It’s like “tying one hand behind our back”
Advocates for international and undocumented students sought to make the case for immigration reform that would allow them to stay in the United States at a U.S. Senate hearing on Tuesday — and they may have found a receptive audience among lawmakers from both parties.
“In terms of America’s competitiveness, this is crazy. It’s tying one hand behind our back,” Sen. Cory Booker, a New Jersey Democrat, said of policies that make it difficult for international students to work in America after graduation.
Sen. John Cornyn, a Texas Republican, called a higher-ed-backed proposal to make more green cards available to graduates with advanced science and technology degrees “pretty reasonable.”
And Sen. Richard J. Durbin, the Senate’s second-ranking Democrat and a longtime sponsor of legislation to give legal status to undocumented young people, said immigration reform should be Congress’s next priority.
Yet despite the largely warm welcome by the Senate Judiciary panel’s subcommittee on immigration, there were also reminders of why it can be difficult to enact legislative fixes to the current immigration system. Several senators questioned whether high-skilled immigrants — the subject of the hearing — should be favored over less-educated workers who want to come to the United States. One of the witnesses was Dalia Larios, a medical resident who said she was the first recipient of the Deferred Action for Childhood Arrivals, or DACA, program to be accepted to Harvard Medical School. Cornyn asked her which policy area, for international or undocumented students, was more critical to to tackle. “I don’t consider any immigrant more deserving,” Larios said diplomatically.
Sen. Marsha Blackburn, a Republican from Tennessee, sought to connect international-student policy to an issue she has warned repeatedly about, the potential risk of theft of intellectual property by foreign governments, and asked if international academic exchange might make American colleges more vulnerable. (The subcommittee’s chairman, Sen. Alex Padilla of California, responded that the “vast majority” of international students pose no threat, citing a recent letter by a bipartisan group of former national security officials who said the U.S. government needs to do more to hold onto talented international graduates of its colleges.)
Another witness, Bernard A. Burrola, vice president for international, community, and economic engagement at the Association of Public and Land-grant Universities, tried to impress a need for urgency upon the senators. He noted that even before the pandemic, the United States had been losing international enrollments as other countries — including Australia, Britain, and Canada — posted gains. America’s competitors have streamlined visa processes, promote their countries as study destinations, and have clear pathways for graduates to gain work permits, he said. “Our losses are others’ gains.”

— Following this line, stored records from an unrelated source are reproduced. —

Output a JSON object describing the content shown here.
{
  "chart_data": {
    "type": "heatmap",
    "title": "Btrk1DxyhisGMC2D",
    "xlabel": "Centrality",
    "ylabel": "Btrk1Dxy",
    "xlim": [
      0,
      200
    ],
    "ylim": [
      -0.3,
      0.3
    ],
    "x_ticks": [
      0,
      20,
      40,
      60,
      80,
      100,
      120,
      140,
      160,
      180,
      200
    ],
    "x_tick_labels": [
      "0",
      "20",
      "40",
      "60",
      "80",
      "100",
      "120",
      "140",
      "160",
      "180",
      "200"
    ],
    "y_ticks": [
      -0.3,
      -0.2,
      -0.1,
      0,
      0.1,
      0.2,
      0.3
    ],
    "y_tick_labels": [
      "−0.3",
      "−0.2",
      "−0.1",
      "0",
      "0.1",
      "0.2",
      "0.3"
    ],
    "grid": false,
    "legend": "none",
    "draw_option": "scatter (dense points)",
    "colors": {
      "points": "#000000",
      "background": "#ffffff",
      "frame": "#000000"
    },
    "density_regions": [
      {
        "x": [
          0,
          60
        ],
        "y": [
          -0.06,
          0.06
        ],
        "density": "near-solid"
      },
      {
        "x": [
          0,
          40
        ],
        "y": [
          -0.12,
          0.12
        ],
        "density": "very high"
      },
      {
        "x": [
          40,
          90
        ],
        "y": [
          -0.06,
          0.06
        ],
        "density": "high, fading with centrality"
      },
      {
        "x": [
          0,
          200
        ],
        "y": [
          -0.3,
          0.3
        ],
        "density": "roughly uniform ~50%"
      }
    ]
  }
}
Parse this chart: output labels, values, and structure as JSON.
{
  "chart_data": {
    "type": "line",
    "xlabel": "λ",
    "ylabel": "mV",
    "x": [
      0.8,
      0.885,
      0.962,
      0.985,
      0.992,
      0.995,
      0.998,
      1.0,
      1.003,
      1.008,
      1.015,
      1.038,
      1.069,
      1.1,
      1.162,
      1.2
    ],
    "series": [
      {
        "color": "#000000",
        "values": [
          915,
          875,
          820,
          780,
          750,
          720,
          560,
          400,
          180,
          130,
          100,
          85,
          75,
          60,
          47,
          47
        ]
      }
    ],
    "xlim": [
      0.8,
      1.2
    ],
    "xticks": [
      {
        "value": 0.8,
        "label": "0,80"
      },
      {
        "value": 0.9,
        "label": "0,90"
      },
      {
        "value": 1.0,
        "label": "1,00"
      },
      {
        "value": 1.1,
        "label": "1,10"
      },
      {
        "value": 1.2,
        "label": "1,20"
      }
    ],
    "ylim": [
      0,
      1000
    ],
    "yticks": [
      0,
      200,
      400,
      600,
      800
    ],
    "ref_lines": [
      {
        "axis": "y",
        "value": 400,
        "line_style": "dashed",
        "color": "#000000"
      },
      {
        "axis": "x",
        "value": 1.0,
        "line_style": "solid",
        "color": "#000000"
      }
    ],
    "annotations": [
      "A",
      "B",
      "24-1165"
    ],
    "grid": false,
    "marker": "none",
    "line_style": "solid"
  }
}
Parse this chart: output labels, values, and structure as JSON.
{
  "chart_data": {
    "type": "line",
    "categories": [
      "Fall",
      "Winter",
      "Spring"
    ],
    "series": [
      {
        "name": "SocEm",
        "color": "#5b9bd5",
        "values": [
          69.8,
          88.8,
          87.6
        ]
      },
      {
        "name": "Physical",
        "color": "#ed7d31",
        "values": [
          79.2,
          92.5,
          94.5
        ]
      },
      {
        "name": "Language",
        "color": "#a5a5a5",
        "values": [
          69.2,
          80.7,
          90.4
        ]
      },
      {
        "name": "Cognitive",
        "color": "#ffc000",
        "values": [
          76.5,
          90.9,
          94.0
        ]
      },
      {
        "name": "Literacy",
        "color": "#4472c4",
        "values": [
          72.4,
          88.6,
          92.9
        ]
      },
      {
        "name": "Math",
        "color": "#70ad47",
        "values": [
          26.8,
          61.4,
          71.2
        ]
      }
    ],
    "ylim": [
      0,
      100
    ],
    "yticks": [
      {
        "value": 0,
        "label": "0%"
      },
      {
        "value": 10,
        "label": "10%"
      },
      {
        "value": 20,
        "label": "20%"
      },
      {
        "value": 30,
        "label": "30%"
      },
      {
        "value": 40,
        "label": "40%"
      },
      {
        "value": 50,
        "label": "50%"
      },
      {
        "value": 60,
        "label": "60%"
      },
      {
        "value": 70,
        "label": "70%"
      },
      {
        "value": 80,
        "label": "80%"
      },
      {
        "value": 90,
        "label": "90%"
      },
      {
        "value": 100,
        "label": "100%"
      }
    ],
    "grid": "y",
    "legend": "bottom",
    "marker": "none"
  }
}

The United States can ill afford to lose international talent, especially with recent declines in domestic enrollments, Burrola said.
He said Congress should approve the green-card exemption for STEM grad students, which is included in broader competitiveness legislation currently being negotiated by members of the House and Senate. “An advanced degree in STEM should be a ticket to a green card,” he said, “giving certainty to students and employers and fostering a greater environment for innovation.”
Burrola also called on lawmakers to ease the visa process and to permit “dual intent,” that is, allowing student-visa applicants to express interest in both studying and working in the United States. Because a student visa is a nonimmigrant visa, expressing interest in staying in the United States after graduation to work is currently grounds for consular officials to deny an application.
Larios, an Arizona State University graduate who came to the United States at age 10, put a face on the issues facing undocumented students. The DACA program, now a decade old, gave her and other young people brought to the United States as children protection from deportation and the ability to study here, but unless Congress enacts a long-term fix, her future remains uncertain, she told the senators.
The Trump administration tried to limit the program, and repeated court challenges have contested its legality.
“For me, the thought of deportation is exceptionally painful to bear,” said Larios, whose siblings are American citizens and whose parents have been able to gain legal status in the United States. “Most days, I don’t allow myself to think about it; it would mean losing everything and everyone I know.”